Umbria. Barberini: “Nostro sistema sanitario è esempio da seguire, qualità certificata e riconosciuta”

Umbria. Barberini: “Nostro sistema sanitario è esempio da seguire, qualità certificata e riconosciuta”

Umbria. Barberini: “Nostro sistema sanitario è esempio da seguire, qualità certificata e riconosciuta”
L’assessore replica alle polemiche sulla spesa per la mobilità passiva che, tra il 2014 e il 2016, cresciuta da 86 a 93 milioni. “La qualità non si misura esclusivamente sul saldo tra la mobilità passiva e quella attiva e sulla sua variazione, ma su indicatori certificati e attendibili come l’equilibrio economico-finanziario, gli adempimenti Lea e la qualità assistenziale, la capacità di innovazione e investimento”.

“La qualità di un sistema sanitario regionale non si misura esclusivamente sul saldo tra la mobilità passiva e quella attiva e sulla sua variazione, ma su indicatori certificati e attendibili come l’equilibrio economico-finanziario, gli adempimenti Lea e la qualità assistenziale, la capacità di innovazione e investimento che promuovono pienamente la sanità umbra, considerata da sempre un esempio da seguire per appropriatezza ed efficienza, per cui andrebbero evitati inutili allarmismi, lanciati in maniera strumentale solo per finalità di tattica politica ”.


 


L’assessore regionale alla Salute, alla Coesione sociale e al Welfare della Regione Umbria, Luca Barberini, replica così, in una nota, alle polemiche in merito alla crescita della spesa per la mobilità passiva dei pazienti umbri, che sarebbe passata da oltre 86 milioni del 2014 a quasi 93 milioni del 2016.

“L’Umbria – afferma Barberini in una nota – è da sempre tre le poche regioni italiane virtuose per qualità ed efficienza del sistema sanitario. Insieme ad altre tre regioni soltanto, vanta da sempre una situazione di equilibrio economico-finanziario che garantisce la sostenibilità del sistema, senza lasciare debiti alle future generazioni. Nella valutazione dei Livelli essenziali di assistenza (Lea), condotta dal Ministero della Salute per rilevare la qualità delle prestazioni offerte, l’Umbria – continua l’assessore – è ai vertici della classifica delle regioni adempienti, addirittura con un incremento del punteggio degli indicatori della ‘griglia Lea’, passato da 171 punti del 2012 a 189 del 2015. Alla nostra regione, inoltre, viene da sempre riconosciuta la capacità di assicurare investimenti in strutture e tecnologie, utilizzando risorse in autofinanziamento e impiegando fondi della programmazione sanitaria nazionale”.
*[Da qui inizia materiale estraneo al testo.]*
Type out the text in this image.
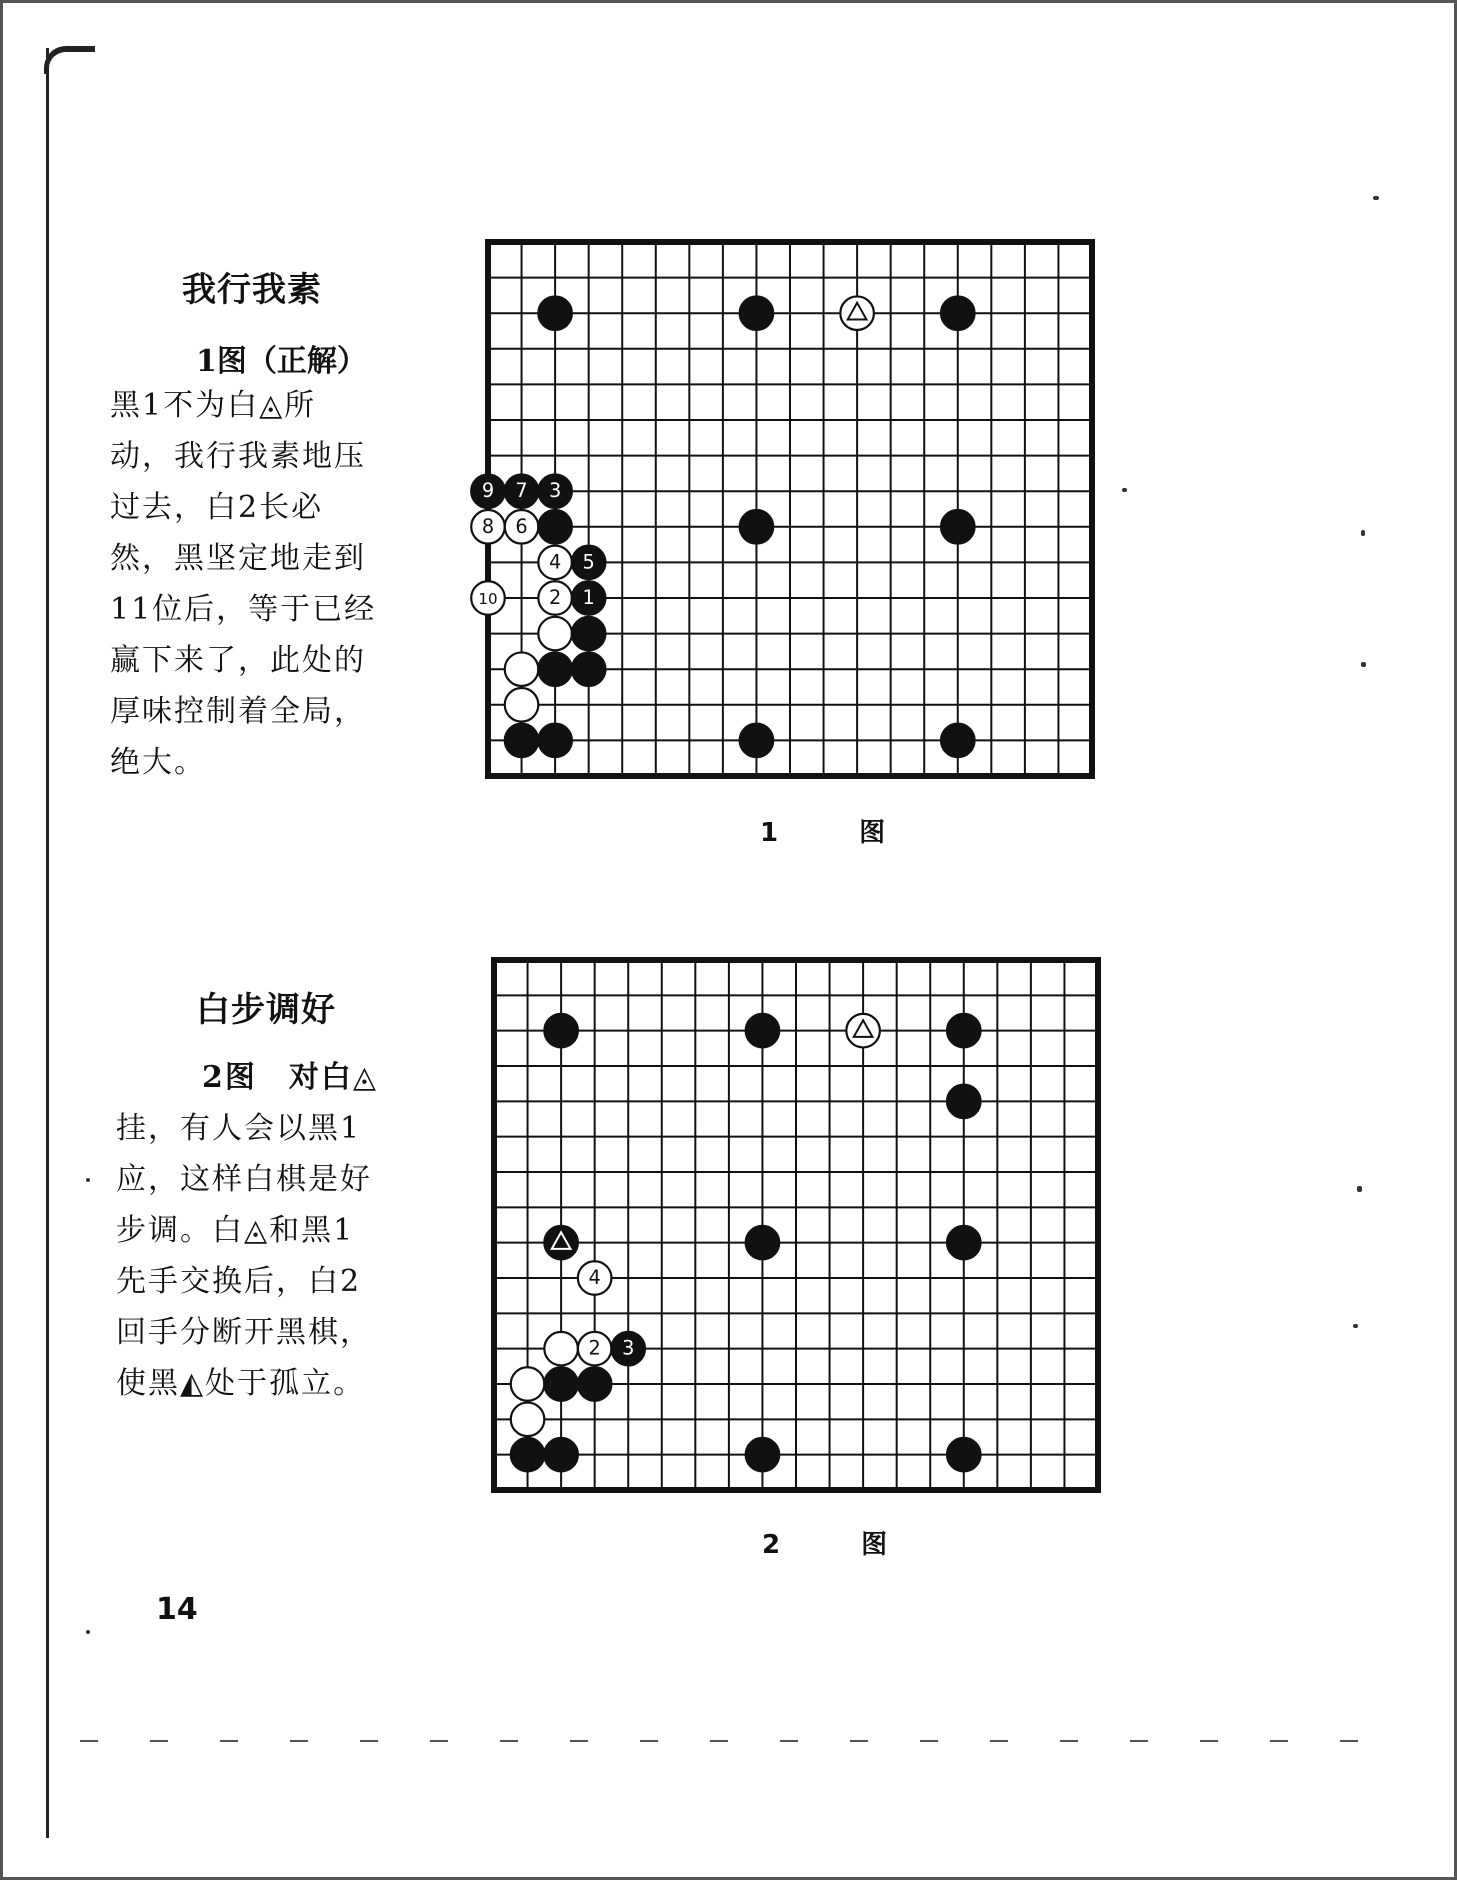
我行我素
1图（正解）
黑1不为白◬所
动，我行我素地压
过去，白2长必
然，黑坚定地走到
11位后，等于已经
赢下来了，此处的
厚味控制着全局，
绝大。
9 7 3
8 6
4 5
10	2 1
1 图
白步调好
2图　对白◬
挂，有人会以黑1
应，这样白棋是好
步调。白◬和黑1
先手交换后，白2
回手分断开黑棋，
使黑◭处于孤立。
4
2 3
2 图
14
Riguardo la mobilità dei pazienti, Barberini evidenzia che “nel corso degli anni, il saldo è sempre stato positivo, anche nel 2016, quando è stato assicurato un saldo netto (differenza tra mobilità passiva e attiva) positivo, di circa 13, 5 milioni di euro: un risultato difficile da conseguire per le piccole regioni che, per motivi di adeguatezza ed economicità, non hanno un’offerta sull’elevatissima specializzazione per evidenti ragioni di massa critica e, in questo quadro, l’Umbria è l’unica a realizzare tali risultati positivi”.

In tale contesto, l’assessore sottolinea anche che “in Umbria il calo della mobilità attiva è riconducibile, per circa il 50 per cento, a una contrazione dei volumi di attività delle strutture private presenti nel territorio regionale, mentre nelle altre regioni italiane l’incremento della stessa è attribuibile alla componente privata (operazione, peraltro, soggetta a verifica circa la legittimità del superamento del tetto di spesa, introdotto dal 2011) e con ricoveri per la maggior parte inappropriati”.

 “Nonostante l’elevata qualità del sistema sanitario umbro, costruita in questi anni – conclude Barberini – non ci accontentiamo di certo e continueremo a lavorare per dare risposte sempre più adeguate ai bisogni di salute dei cittadini e migliorare la qualità dell’assistenza e delle prestazioni sanitarie erogate, puntando sulle reti, sull’innovazione, sull’integrazione fra ospedali e territorio, sull’abbattimento delle liste di attesa, sulla presa in carico totale dei pazienti. Il nuovo Piano sanitario regionale, che scriveremo con il contributo dell’intera comunità regionale, ha proprio questo obiettivo”.